China Vanke has sold its Ryder Court office building in London’s posh West End for £132 million ($178.2 million) to M&G Real Estate, chalking up a modest gain on the disposal after holding the Grade A asset for five and a half years.
M&G acquired the five-storey block in St James’s district on behalf of an Asian separate account mandate and will revamp the property, the UK-based fund manager said Wednesday in a release. For the building’s 70,000 square feet (6,503 square metres) of gross floor area, M&G paid roughly £1,886 ($2,546) per square foot.
Vanke had bought Ryder Court from Henderson Global Investors in 2016 for £115 million ($154 million), marking the Shenzhen-based developer’s first office building in Britain. The group will recognise an unaudited gain before taxation of about £4 million from the sale, according to a filing with the Hong Kong stock exchange.
“Opportunities to acquire prime assets such as Ryder Court in prestigious submarkets like St James’s are rare,” said Paul Crosbie, who leads M&G’s UK value-add initiatives. “Whilst the rise of homeworking has clearly accelerated, demand for quality offices in prime locations is holding up well.”
Sustainability Update
Situated at the corner of Ryder and Bury streets, within a five-minute walk of the Green Park subway station, Ryder Court is multi-let to various tenants in the financial and hospitality industries, said London-listed M&G, which had more than £370 billion in assets under management as of last June.
As part of a modernisation programme for the structure, M&G will invest additional capital to upgrade the reception area, introduce cycle storage and provide shower facilities, as well as overhaul the central plant facility and provide a rooftop terrace to promote health and well-being and create an entire new floor of workspace.
“The focus on sustainability from occupiers and investors alike has led to a rise in demand for ‘green’ assets which are commanding premium rents and pricing and a number of ‘green buildings’ have already been certified in London and other major cities,” said fund manager TeckLeong Kee of M&G Real Estate Asia. “We continue to invest to future-proof our assets for our tenants.”

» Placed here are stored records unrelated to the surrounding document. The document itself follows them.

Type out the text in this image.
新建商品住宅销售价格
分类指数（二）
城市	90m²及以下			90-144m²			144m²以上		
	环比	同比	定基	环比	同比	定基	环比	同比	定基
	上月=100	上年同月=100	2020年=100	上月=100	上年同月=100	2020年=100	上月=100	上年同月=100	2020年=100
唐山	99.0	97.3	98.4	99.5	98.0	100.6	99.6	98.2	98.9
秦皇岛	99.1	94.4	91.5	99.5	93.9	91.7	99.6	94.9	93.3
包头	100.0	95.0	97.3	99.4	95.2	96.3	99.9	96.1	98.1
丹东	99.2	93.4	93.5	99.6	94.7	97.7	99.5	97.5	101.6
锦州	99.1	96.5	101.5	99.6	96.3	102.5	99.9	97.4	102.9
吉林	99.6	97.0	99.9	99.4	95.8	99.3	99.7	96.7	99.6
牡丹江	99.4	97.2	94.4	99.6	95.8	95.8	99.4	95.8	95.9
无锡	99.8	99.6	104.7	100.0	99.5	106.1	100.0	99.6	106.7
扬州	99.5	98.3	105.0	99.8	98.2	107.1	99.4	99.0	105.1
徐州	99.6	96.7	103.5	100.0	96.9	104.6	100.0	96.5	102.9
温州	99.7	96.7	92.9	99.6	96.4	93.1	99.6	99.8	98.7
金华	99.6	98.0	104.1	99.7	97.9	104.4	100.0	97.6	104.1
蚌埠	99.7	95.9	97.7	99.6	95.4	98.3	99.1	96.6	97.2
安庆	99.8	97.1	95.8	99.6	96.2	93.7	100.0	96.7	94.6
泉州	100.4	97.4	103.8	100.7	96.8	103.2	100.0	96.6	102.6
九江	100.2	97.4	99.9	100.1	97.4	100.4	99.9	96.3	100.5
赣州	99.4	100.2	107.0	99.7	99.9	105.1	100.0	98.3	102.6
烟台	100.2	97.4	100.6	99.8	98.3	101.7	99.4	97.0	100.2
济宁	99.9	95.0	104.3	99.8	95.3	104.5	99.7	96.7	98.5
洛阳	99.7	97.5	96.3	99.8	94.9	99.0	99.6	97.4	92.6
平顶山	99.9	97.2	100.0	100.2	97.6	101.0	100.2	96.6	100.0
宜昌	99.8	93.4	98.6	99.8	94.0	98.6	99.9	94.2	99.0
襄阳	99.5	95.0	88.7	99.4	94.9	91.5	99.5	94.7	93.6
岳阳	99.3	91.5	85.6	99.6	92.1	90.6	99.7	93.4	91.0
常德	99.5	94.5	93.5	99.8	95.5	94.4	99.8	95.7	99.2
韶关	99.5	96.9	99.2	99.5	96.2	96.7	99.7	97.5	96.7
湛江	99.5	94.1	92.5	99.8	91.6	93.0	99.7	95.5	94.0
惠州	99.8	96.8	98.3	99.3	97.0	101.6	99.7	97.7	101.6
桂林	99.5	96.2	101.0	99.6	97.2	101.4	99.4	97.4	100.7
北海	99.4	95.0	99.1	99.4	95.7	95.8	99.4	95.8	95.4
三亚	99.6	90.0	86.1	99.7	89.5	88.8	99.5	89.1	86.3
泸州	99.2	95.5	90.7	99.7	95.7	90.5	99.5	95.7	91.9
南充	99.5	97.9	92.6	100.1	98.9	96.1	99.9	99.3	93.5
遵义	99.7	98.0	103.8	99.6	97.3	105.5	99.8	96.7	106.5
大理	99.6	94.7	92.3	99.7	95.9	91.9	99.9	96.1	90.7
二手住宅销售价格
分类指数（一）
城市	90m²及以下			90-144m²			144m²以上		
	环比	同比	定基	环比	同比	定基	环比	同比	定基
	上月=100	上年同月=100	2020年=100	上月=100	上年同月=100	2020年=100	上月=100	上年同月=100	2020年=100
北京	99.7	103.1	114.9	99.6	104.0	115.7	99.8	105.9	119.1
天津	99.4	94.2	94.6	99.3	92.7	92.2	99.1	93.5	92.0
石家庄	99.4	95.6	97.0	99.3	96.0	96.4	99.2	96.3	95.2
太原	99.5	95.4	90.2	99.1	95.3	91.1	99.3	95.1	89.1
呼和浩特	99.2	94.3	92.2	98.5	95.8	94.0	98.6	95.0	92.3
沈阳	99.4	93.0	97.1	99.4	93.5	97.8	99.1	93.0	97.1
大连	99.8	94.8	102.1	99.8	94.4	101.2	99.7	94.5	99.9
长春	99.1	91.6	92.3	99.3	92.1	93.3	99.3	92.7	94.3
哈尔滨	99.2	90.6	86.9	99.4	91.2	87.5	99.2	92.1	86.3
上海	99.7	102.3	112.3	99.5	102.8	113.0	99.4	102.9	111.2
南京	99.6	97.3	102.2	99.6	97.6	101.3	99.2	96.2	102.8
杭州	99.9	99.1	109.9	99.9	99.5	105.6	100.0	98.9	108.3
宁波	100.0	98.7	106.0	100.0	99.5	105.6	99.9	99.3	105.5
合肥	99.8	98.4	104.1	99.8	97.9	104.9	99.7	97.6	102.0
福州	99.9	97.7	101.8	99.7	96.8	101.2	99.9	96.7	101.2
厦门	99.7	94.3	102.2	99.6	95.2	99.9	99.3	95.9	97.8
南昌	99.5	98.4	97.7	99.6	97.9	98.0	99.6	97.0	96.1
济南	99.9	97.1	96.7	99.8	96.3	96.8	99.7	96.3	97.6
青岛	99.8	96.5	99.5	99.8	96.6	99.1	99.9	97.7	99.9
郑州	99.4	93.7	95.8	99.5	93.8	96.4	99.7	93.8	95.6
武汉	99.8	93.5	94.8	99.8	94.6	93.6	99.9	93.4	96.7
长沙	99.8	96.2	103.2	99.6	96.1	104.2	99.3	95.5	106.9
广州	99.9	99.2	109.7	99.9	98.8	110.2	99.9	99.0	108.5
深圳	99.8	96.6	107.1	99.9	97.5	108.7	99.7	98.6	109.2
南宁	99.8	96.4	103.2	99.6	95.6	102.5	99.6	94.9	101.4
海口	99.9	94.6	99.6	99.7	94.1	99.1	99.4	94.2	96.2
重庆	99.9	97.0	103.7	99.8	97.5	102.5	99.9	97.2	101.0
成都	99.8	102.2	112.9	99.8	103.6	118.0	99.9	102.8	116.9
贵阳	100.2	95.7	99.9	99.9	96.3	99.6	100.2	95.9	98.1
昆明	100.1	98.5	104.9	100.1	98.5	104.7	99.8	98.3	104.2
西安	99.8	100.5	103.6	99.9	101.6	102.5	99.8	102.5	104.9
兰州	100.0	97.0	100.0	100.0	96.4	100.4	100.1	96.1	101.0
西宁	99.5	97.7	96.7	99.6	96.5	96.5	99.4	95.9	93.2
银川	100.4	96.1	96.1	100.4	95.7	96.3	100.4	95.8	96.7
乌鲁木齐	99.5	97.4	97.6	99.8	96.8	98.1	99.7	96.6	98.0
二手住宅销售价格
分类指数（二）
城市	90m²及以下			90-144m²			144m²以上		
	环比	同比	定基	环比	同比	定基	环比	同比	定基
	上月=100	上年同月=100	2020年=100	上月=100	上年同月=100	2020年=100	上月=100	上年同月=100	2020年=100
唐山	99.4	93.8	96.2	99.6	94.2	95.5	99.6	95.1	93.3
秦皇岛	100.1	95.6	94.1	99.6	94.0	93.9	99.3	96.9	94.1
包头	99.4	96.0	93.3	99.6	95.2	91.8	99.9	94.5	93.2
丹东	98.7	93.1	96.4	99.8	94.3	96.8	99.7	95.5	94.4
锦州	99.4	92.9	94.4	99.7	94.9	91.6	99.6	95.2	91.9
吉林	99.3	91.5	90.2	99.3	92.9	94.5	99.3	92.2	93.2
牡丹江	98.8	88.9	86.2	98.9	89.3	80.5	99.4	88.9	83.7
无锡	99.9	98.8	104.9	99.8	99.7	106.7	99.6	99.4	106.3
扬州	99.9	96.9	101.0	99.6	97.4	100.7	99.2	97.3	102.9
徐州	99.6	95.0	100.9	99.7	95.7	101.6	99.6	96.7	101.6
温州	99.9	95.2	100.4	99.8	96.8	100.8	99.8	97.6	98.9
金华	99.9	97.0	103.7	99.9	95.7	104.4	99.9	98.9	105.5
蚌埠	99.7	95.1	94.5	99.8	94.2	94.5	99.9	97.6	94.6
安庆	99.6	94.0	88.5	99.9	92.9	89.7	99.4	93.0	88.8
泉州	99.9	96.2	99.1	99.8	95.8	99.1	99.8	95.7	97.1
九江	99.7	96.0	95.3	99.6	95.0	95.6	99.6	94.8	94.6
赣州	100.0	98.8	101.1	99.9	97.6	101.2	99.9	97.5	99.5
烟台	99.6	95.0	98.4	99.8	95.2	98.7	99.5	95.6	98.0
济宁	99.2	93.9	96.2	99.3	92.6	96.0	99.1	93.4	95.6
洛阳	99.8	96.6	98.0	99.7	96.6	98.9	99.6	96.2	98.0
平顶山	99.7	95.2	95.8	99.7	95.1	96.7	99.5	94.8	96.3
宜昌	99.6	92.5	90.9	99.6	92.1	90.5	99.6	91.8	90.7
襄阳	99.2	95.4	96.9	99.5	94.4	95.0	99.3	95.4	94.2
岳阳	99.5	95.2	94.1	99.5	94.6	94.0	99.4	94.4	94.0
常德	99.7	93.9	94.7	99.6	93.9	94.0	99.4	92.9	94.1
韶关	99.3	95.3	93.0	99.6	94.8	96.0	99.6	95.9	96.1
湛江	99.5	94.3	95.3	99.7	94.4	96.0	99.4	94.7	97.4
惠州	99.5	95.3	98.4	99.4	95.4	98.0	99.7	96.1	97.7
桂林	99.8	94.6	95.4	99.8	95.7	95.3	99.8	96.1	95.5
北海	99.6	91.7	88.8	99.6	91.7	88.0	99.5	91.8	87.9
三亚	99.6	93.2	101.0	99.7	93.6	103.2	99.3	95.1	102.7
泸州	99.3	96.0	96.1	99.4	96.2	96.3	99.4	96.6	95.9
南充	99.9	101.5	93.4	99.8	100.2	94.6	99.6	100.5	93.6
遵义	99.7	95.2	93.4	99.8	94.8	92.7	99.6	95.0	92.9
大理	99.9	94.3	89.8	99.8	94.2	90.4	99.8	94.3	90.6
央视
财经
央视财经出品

James McCluskey, a Knight Frank partner and member of the London capital markets team, pointed to “a significant weight of capital” for commercial real estate in the city centre.
“Strong demand and forecast rental growth across all the London submarkets is providing vendors with the opportunity to take profits on assets acquired in the last few years,” McCluskey told Mingtiandi.
Leaving the West End
China Vanke, the third-largest mainland developer by contracted sales, expects £56 million in net proceeds from the Ryder Court disposal. The group plans to use part of the proceeds to satisfy the consideration for a residential development plot acquired by Vanke in Hong Kong’s Sham Shui Po area.
Ryder Court was only the second investment in London for Vanke after spending £30 million ($46.4 million) in 2015 to acquire a stake of just over 20 percent in The Stage, a mixed-use project developed by a joint venture with Cain Hoy, McCourt Global, Investec Structured Property Finance and Galliard Homes in the Shoreditch area.
Henderson Global Investors, which merged with US-based Janus Capital Group to form Janus Henderson in 2017, had purchased Ryder Court from LaSalle Investment Management for £82 million ($109.9 million) in 2013.
Henderson froze its open-ended UK property fund after Britain’s June 2016 vote in favour of leaving the EU, Reuters reported. The firm sold Ryder Court to Vanke a few months later.